- Calma, tenho a situação perfeitamente descontrolada.
Respondeu ele quando lhe perguntaram o que raios estava a fazer abraçado a uma desconhecida no meio da rua.
- Sem stress. Eu não sei o que estou a fazer.
Respondeu ela quando lhe perguntaram o que raios estava a fazer abraçada a um desconhecido no meio da rua.
- Vi-a e amei-a, não vejo qual é a dificuldade de entender isto.
Nenhuma; pelo menos não devia ser nenhuma. Ama-se e pronto: que dificuldade terá entender isto? Procura-se, indaga-se, tenta encontrar-se um motivo para o que só existe quando não tem motivo aparente – ou sem ser aparente. Ama-se sem motivo, não vejo qual é a dificuldade de entender isto.
- Acabei de o conhecer e agora conheço-me melhor.

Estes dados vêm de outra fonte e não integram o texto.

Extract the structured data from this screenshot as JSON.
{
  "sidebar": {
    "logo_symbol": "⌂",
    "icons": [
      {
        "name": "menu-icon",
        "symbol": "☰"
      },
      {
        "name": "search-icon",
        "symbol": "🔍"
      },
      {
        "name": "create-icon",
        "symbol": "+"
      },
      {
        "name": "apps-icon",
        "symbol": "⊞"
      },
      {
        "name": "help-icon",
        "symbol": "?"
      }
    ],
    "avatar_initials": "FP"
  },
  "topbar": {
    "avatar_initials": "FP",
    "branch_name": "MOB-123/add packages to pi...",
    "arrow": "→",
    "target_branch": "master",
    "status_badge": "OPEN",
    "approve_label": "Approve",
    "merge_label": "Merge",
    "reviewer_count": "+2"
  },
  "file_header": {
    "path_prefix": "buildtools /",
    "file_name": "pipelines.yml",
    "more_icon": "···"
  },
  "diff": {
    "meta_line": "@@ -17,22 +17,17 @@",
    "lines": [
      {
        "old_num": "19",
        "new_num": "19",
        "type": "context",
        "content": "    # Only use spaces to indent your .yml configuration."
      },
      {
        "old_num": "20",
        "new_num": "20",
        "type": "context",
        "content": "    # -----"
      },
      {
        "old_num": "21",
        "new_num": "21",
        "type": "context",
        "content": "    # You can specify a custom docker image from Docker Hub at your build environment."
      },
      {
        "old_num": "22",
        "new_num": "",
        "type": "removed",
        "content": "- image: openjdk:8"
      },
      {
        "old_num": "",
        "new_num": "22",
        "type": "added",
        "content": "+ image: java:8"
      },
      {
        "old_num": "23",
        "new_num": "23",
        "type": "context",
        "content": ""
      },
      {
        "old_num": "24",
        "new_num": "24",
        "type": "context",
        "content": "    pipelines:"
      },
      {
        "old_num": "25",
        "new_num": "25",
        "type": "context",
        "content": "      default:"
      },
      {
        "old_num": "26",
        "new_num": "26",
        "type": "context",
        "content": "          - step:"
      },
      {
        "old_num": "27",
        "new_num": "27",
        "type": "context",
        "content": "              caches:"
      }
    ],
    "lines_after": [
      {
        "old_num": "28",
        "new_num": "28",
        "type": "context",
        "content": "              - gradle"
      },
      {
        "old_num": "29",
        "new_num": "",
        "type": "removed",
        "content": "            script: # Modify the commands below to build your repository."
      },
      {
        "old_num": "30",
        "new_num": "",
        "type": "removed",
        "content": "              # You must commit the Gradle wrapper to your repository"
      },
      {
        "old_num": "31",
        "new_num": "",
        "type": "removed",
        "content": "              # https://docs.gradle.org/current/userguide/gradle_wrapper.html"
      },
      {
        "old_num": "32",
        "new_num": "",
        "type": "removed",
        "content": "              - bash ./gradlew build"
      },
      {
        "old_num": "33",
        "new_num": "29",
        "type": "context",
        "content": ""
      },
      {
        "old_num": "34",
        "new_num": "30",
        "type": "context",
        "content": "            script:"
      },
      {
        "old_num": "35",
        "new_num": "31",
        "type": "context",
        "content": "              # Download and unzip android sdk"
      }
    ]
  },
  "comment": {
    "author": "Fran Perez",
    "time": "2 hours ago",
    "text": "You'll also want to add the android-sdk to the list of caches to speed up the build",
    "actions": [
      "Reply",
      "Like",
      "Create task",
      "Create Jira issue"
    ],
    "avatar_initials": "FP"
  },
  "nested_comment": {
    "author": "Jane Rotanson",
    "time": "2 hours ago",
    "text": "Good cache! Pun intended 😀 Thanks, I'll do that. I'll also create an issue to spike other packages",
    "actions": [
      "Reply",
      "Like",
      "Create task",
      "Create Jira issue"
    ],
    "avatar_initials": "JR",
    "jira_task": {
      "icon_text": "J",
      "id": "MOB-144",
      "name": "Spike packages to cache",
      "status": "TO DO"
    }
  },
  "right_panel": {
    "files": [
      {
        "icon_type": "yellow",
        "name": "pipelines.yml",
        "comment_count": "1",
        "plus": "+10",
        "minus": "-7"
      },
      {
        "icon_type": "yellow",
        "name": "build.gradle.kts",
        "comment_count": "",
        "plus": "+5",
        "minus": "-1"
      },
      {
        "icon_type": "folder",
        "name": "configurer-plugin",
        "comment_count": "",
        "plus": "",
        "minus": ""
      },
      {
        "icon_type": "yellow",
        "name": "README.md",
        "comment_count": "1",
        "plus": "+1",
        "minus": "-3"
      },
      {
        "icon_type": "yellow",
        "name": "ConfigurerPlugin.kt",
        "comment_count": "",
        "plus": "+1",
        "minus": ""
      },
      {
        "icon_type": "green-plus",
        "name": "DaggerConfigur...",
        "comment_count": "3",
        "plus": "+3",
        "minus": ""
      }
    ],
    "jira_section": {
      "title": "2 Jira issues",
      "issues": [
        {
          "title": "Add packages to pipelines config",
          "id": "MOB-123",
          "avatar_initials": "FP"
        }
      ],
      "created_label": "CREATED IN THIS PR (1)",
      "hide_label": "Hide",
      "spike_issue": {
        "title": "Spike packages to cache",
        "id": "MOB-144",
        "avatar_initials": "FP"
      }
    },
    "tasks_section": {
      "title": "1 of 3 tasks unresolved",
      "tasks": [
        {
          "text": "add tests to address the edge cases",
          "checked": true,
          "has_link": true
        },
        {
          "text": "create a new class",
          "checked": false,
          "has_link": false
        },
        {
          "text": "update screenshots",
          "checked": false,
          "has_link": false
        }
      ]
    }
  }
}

Ela sabe do que está a falar: o amor serve para nos desencontramos do que julgávamos ser nós; o amor é, digamos, uma encontração, e é por isso que é uma perdição. Ninguém sabe como lidar com aquilo com que nunca teve de lidar. O amor ensina, coloca-nos perante novos estádios de nós. Até ao amor, tudo é controlável, tudo é previsível. E agora, quando ele acabou de acontecer, não se sabe o que pode acontecer. Que maravilha, não é?
- Vivemos juntos há três minutos e desde sempre.
O tempo é um constructo racional, e desde logo arcaico. Não se conta o tempo que se ama, apenas se ama o tempo que se ama. Não faltam histórias de pessoas que viveram juntas durante décadas e nunca viveram juntas. Viver junto é amar junto, sentir junto, passar pela vida – pelo tempo, lá está – junto. Em um ou dois minutos pode haver mais amor do que numa vida inteira. Quando fores feliz e conseguires olhar para o relógio para saber durante quanto tempo foste feliz podes ter a certeza de que não estás feliz coisa nenhuma.
- És a dependência mais bonita do mundo.
Tem razão, ela, ao afirmar isto: as dependências tendem a ser coisas horríveis – como seringas ou garrafas de vidro. Esta dependência é interessante: mais de um metro e oitenta de interessante. O amor é a dependência bonita, por mais que os catedráticos da independência digam o contrário. Ou és dependente do amor que amas ou és dependente da independência. Mal por mal prefiro a primeira possibilidade, quanto mais não seja porque tem a faculdade de me oferecer orgasmos – o que, parecendo que não, tem a sua importância. Somos criaturas precisadas umas das outras, é isso o que faz de nós o eu que somos nós, e felizmente somos nós. Ter medo de precisar é ter medo de ser. Preciso de ti, de todos os tis que habitam a minha vida, para me entender melhor: para me precisar melhor. Quem não vê isto não vê nada, ou no mínimo não sente nada.
- Conhecemos o manual do amor saudável, sim. Rasgámo-lo há pouco.
Desta vez foram mesmo os dois que o disseram em uníssono, como se tivessem ensaiado antes – talvez tenham mesmo ensaiado, nunca se sabe. O que se sabe sempre é que é sempre assim: alguns ensinam o amor saudável, outros vivem-no.
Saudável nunca é o que nos faz querer estar vivos. Estamos vivos para sentir o que ninguém recomenda: é a nossa forma de egoísmo e todos somos egoístas do que nos faz bem – é precisamente por isso que o partilhamos com os outros, para que possamos sentir ainda mais fundo, ainda mais longe, num altruísmo egoísta, ou egoísmo altruísta, ou outra coisa qualquer desde que nos contagie, desde que nos asfixie, desde que dê um sentido qualquer ao que, sem isso, sem o que não faz sentido, não tem qualquer sentido. Um beijo de língua no meio da rua, um chocolate carregado de açúcar no meio do dia.
Somos dependentes do que faz mal, e é quem não tem coragem de provar o que faz mal que efectivamente faz mal: faz o mal. Porque fica amargo, frustrado, irrealizado. Necessitamos, aqui e ali, de pisar o risco para estarmos no caminho certo: para sentirmos, até, que existe um caminho certo. Há, amiúde, uma dose elevada de errado em cada momento certo que vives.
- Quando viver vou para o céu.
E foram, e estão.
Habitação: s.f. Espaço que tem a dimensão do que sentes; sem-abrigo é só aquele que não ama.